A purple public health: Disagreement as a starting point

Studying and practicing public health amid real values divides

This piece was co-written by Dr Salma Abdalla and is also cross-posted here.

How do we advance a practical philosophy of health so that we can lean into the goals and aspirations of public health? At a foundational level, that is the central goal of the Purple Public Health Project. We have written on the values that may animate us, and the importance of trust necessary to engage populations to be able to do the work we need to do. All those are building blocks of the context on which we can build the work of public health. We worry, however, that thinking of shared values and trust as foundational scaffold might suggest that our aspiration is to get to a place where everyone agrees with the work and goals of public health. We suggest, rather, that we are doing the work of public health not when there is such agreement, but when there is disagreement that is clearly visible and discussed. To our mind the aspirations of public health—that all can live healthy, fulfilling lives—are so radical, that we cannot truly expect to make progress towards them without an underlying level of disagreement both about the shades of the aspirations, but also how we may get there. Seen this way, disagreement, about the goals and methods of public health, is a feature, not a bug. Stated more eloquently, Hannah Arendt wrote that plurality, i.e., the fact that each of us brings a distinct perspective on a shared world, is a condition of human action, not an obstacle to it. Unfortunately, public health has sometimes (often?) treated plurality as a problem to be managed on the way to consensus. We would like to suggest in this piece that disagreement is a condition we need to learn to work with and within, and even to welcome.

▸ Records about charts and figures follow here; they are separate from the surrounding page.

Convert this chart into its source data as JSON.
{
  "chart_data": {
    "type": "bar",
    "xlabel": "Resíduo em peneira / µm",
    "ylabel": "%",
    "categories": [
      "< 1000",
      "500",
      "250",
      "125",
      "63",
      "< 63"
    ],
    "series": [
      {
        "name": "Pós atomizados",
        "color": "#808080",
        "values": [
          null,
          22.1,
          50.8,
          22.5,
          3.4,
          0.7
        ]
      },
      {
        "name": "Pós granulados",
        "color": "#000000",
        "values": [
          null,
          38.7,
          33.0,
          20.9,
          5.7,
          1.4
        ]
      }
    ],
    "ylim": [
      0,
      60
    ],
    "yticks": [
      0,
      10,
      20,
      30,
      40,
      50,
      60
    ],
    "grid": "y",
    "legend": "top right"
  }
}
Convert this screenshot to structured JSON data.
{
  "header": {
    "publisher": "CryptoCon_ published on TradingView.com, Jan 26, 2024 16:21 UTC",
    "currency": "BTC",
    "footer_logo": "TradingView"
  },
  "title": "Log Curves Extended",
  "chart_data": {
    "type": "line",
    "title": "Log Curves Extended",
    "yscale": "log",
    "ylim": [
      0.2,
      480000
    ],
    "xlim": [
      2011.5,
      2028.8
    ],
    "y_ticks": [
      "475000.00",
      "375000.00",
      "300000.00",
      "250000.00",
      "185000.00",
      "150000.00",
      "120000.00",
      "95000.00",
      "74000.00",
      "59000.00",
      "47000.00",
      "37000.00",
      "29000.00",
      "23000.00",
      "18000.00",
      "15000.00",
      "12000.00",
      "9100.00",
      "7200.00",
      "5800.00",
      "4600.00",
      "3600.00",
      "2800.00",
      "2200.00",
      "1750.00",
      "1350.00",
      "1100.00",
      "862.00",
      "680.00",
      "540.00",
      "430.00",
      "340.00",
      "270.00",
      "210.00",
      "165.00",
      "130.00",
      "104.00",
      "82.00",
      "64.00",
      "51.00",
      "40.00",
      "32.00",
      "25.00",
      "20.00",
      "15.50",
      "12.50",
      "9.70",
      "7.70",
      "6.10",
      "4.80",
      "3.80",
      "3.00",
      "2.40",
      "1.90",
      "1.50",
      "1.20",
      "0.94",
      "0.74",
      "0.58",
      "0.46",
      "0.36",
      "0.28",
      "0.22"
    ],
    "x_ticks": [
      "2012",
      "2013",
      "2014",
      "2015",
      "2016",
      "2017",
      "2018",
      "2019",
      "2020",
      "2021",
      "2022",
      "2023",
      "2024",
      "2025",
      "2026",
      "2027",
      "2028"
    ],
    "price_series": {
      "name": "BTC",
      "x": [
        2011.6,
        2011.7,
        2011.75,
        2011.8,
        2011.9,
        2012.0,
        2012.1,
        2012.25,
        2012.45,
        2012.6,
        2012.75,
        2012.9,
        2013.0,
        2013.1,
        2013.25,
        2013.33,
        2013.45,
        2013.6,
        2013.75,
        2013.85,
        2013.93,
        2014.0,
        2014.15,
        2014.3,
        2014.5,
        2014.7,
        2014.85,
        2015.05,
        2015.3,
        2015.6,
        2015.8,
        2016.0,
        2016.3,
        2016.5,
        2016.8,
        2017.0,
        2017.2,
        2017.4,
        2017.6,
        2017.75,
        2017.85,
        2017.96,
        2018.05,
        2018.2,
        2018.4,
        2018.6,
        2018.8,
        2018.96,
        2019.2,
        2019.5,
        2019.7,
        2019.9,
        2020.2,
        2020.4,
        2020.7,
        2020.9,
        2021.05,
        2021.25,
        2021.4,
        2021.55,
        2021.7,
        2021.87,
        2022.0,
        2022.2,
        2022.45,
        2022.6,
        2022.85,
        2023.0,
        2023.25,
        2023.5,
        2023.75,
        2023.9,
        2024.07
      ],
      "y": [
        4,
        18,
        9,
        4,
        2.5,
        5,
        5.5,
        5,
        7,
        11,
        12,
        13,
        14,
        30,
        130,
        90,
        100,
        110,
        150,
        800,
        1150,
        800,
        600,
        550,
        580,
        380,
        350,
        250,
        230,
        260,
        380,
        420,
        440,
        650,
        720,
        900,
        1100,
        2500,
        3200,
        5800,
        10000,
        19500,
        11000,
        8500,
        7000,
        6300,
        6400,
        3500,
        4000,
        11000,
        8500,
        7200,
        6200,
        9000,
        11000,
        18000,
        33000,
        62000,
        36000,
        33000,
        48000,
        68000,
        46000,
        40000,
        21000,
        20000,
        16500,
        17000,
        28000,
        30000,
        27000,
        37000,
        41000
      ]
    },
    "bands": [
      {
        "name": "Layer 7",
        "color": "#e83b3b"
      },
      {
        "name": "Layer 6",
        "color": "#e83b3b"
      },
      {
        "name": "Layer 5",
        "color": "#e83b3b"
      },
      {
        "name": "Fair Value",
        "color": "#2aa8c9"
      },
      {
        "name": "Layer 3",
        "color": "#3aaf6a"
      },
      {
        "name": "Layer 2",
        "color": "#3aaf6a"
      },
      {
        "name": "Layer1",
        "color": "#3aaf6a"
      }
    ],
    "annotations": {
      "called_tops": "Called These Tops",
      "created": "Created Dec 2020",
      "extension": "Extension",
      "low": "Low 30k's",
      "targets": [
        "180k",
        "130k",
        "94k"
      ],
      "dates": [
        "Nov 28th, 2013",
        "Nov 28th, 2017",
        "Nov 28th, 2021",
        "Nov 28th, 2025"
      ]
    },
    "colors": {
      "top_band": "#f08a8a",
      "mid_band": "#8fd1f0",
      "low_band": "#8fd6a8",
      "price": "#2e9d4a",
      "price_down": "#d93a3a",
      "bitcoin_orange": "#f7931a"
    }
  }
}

Our dominant orientation in the field, perhaps more so in recent years, has long been that disagreement is best met with more persuasive evidence, and more compelling argumentation to “bring more people around”. If only people understood the data, surely they will side with the goals of public health? However, most of the disagreements that actually matter in public health are not arguments over what the evidence shows. They are in fact disputes about what, in light of the evidence, we should do. They are arguments about cases of values. We made the case in Februarythat data and values belong to different domains and should be kept conceptually separate. This argument extends that one by focusing on the values, recognizing that values differ, and that those differences in values between people seldom narrow through closer contact with better data.

Moving beyond abstraction, it is worth talking, plainly, about the dominant value disagreements that genuinely challenge the work of public health. Thinking through these areas of such disagreement highlights that these issues are not isolated points of contention but features of a challenging moral terrain.